Terlepas dari kontroversi yang pasti diketahui oleh publik yang mengikuti, dalam kedua yurisprudensi tersebut, dapat ditemukan beberapa alasan penting yang mendasari pemberian pidana mati dan dapat ditemukan dalam yurisprudensi kasus tersebut, adalah meliputi:
- Asas Ultimum Remedium, dimana pidana mati menjadi pilihan terakhir
- Perlindungan Hak Asasi Manusia, dikarenakan salah satu hak paling krusial dalam kajian Hak Asasi Manusia adalah hak untuk hidup.
- Tidak ada bukti konkret hukuman mati dapat mengurangi angka kejahatan.
- Butuhnya prinsip kriminalisasi yang sangat ketat.
Demikianlah sedikit tentang pidana mati. Artikel ini termasuk artikel yang sangat singkat, selain karena kekurangan penulis juga karena kesederhanaan. Sebenarnya ada banyak yang dapat dikaji dari perihal pidana mati, dari segi teoretis, historis, penitensier, implementasi dan sebagainya, namun untuk menjaga artikel tetap santai dan tidak terlalu rumit bahkan bagi penulis sendiri, maka penulis harus akhiri sampai disini.

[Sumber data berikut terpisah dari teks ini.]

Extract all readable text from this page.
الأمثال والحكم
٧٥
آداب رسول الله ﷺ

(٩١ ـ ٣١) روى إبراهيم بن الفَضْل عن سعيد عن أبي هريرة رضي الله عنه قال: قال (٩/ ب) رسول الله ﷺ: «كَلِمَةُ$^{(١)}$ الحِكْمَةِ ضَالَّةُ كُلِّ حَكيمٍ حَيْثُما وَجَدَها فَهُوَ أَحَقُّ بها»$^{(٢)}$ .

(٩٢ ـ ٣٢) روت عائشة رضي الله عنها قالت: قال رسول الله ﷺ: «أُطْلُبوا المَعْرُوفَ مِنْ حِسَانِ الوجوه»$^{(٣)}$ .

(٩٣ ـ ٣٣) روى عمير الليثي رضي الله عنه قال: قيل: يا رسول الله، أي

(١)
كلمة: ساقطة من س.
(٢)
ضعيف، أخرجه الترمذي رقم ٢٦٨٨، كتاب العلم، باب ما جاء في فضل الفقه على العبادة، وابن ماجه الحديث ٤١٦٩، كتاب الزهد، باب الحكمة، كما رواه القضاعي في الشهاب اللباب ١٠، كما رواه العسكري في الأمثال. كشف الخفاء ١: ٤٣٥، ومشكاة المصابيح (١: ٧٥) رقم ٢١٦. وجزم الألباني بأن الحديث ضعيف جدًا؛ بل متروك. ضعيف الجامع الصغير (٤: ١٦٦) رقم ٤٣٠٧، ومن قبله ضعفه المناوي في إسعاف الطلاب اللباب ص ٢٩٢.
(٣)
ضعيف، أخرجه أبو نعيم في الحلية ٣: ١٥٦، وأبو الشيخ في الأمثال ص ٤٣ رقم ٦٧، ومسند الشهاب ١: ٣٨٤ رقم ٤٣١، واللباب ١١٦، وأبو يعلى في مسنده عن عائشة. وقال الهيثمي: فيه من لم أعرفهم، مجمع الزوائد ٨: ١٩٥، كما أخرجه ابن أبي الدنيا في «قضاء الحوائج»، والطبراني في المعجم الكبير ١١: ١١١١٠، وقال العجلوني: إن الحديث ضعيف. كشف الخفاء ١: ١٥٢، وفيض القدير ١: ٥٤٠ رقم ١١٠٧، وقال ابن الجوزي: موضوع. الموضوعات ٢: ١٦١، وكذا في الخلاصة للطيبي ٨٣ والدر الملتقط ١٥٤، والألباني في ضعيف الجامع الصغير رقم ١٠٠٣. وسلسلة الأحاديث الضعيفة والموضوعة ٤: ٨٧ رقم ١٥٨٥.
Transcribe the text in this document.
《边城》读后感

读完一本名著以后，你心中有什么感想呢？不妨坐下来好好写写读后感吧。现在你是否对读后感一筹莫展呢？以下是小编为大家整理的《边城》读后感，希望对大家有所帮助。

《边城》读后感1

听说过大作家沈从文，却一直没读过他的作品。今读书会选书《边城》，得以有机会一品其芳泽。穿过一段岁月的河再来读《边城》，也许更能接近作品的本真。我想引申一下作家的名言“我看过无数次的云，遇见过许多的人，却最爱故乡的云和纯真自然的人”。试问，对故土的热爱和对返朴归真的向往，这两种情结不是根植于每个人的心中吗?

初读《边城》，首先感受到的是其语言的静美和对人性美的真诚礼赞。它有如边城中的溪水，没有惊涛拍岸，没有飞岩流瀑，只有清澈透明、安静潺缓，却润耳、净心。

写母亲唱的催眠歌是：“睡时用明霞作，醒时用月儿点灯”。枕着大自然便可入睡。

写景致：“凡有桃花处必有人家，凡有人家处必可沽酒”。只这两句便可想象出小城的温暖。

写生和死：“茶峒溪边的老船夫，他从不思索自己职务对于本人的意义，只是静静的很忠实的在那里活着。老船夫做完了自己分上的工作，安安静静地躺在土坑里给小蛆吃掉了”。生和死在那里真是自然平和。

Bagaimanapun juga, kadang lebih baik sedikit memahami daripada banyak mengetahui. Setidaknya, artikel sudah sedikit menjelaskan bahwa pidana mati merupakan pidana yang diatur khusus dan bersifat alternatif dalam KUHPB itu sendiri. Akhir kata, semoga berkenan dan tetap semangat.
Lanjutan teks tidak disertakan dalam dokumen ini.